Back in the day, before modern science, time was generally determined by the sun, an hourglass or two, you know, whatever's handy. Then we got into science, which requires measuring things, and then it's nice to make sure everybody is measuring things with the same measuring stick. So there was a long process culminating in basing units of time onthe radiation corresponding to the transition between the two hyperfine levels of the ground state of the cesium-133 atom.
So, I suppose, perhaps if we get used to this definition, eventually maybe we'll have people saying time radiates outward instead of saying it moves forward, but I doubt it. The sun still moves in the sky and people still anthropomorphize enough to assume it has a front and a back and it is somehow moving forward, which isn't too terrible because we know an object can have a direction because it's in space and time.
So when we measure something in time units we are really measuring one motion by another motion. In order for there to be a motion, there is some object, which does have a direction. The problem comes when we get a bit metaphysical with time. Notice these time travel stories which assume that future and past are places which we could travel to. Does it make any sense?

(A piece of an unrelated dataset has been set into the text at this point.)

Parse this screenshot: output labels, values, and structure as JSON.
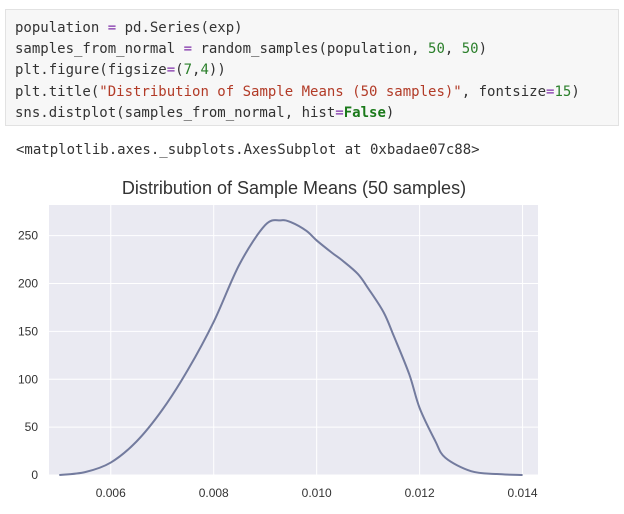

We know the future isn't yet, and the past is no longer there, but our sense of time seems to encourage us to perceive these things as existent somehow.
So, to my mind time can't really have a direction, or if it did any direction it would have all directions, thus rendering the direction of time meaningless. The objects in motion have the direction, and that direction is interestingly dependent on an observer anyway. It is we who say the sun is traveling forward, backward, in a circle, etc...
This has interesting implications for theology by the way.